But at least there was some beefcake in Prince Valiant. And I was intrigued by a cave man, square-headed, superbly muscled, with massive biceps and flat 8-pack abs, being held captive in a Middle Eastern palace.
What was a cave man doing in the Islamic Middle Ages? Or in ancient Egypt, or among the Aztecs, or in the Wild West?
Eventually I discovered that the cave man was named Alley Oop, created in 1932 by V. T. Hamlin for a wacky-adventure strip set in a dinosaur-human prehistory (as in The Flintstones). But in 1939 he was zapped into the future by the grizzled Doctor Wonmug (a play on Einstein) and the young, black-haired G. Oscar Boom. Unfazed by culture shock, Oop became a time-traveling research assistant for the duo, checking out whatever historical period the cartoonist found interesting.

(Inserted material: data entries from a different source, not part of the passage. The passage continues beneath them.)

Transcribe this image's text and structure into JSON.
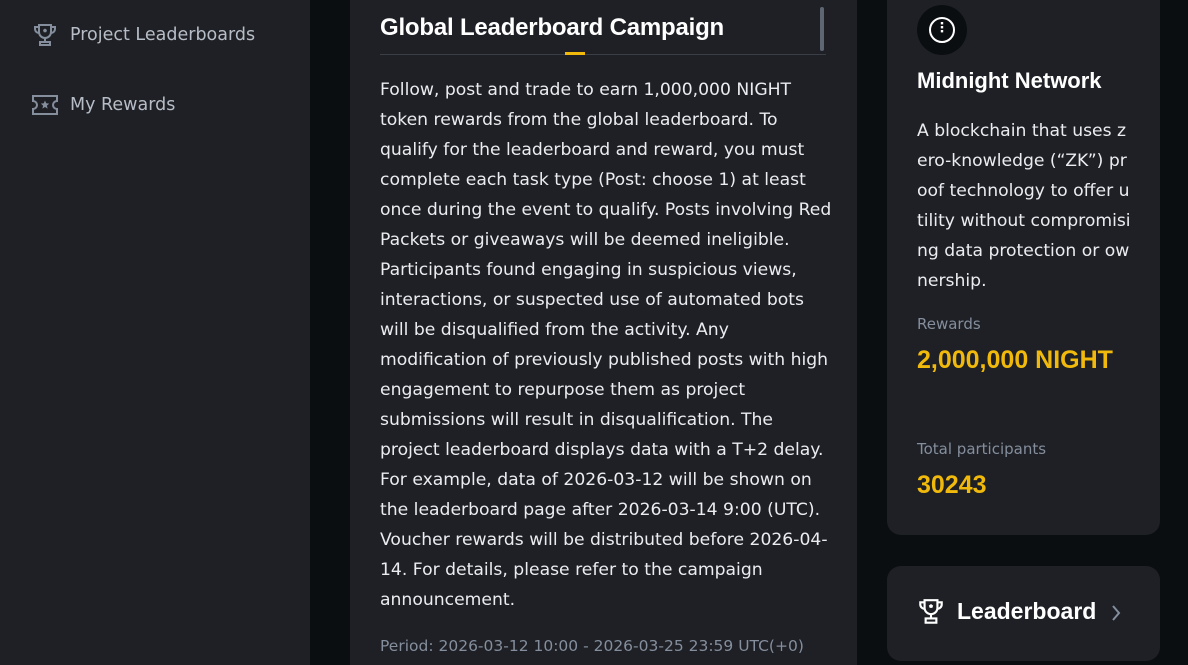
{
  "sidebar": {
    "items": [
      {
        "label": "Project Leaderboards",
        "icon": "trophy-icon"
      },
      {
        "label": "My Rewards",
        "icon": "ticket-icon"
      }
    ]
  },
  "campaign": {
    "title": "Global Leaderboard Campaign",
    "description": "Follow, post and trade to earn 1,000,000 NIGHT token rewards from the global leaderboard. To qualify for the leaderboard and reward, you must complete each task type (Post: choose 1) at least once during the event to qualify. Posts involving Red Packets or giveaways will be deemed ineligible. Participants found engaging in suspicious views, interactions, or suspected use of automated bots will be disqualified from the activity. Any modification of previously published posts with high engagement to repurpose them as project submissions will result in disqualification. The project leaderboard displays data with a T+2 delay. For example, data of 2026-03-12 will be shown on the leaderboard page after 2026-03-14 9:00 (UTC). Voucher rewards will be distributed before 2026-04-14. For details, please refer to the campaign announcement.",
    "period": "Period: 2026-03-12 10:00 - 2026-03-25 23:59 UTC(+0)"
  },
  "project": {
    "name": "Midnight Network",
    "logo_icon": "midnight-logo-icon",
    "description": "A blockchain that uses zero-knowledge (“ZK”) proof technology to offer utility without compromising data protection or ownership.",
    "rewards_label": "Rewards",
    "rewards_value": "2,000,000 NIGHT",
    "participants_label": "Total participants",
    "participants_value": "30243"
  },
  "leaderboard_link": {
    "label": "Leaderboard",
    "icon": "trophy-icon"
  },
  "colors": {
    "accent": "#f0b90b",
    "card_bg": "#1e2026",
    "page_bg": "#0b0e11"
  }
}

Oscar accompanied Oop on many of his adventures, sometimes an antagonist, sometimes a buddy.
At its heyday, the strip was a phenomenon, producing games, toys, Big-Little Books, comic books, and even a song, "Alley Oop," which charted at #15 in 1960. It still appears in 600 newspapers. Modern continuities tend to bring Oola along as Oop's co-adventurer, but that doesn't eliminate the buddy-bonding.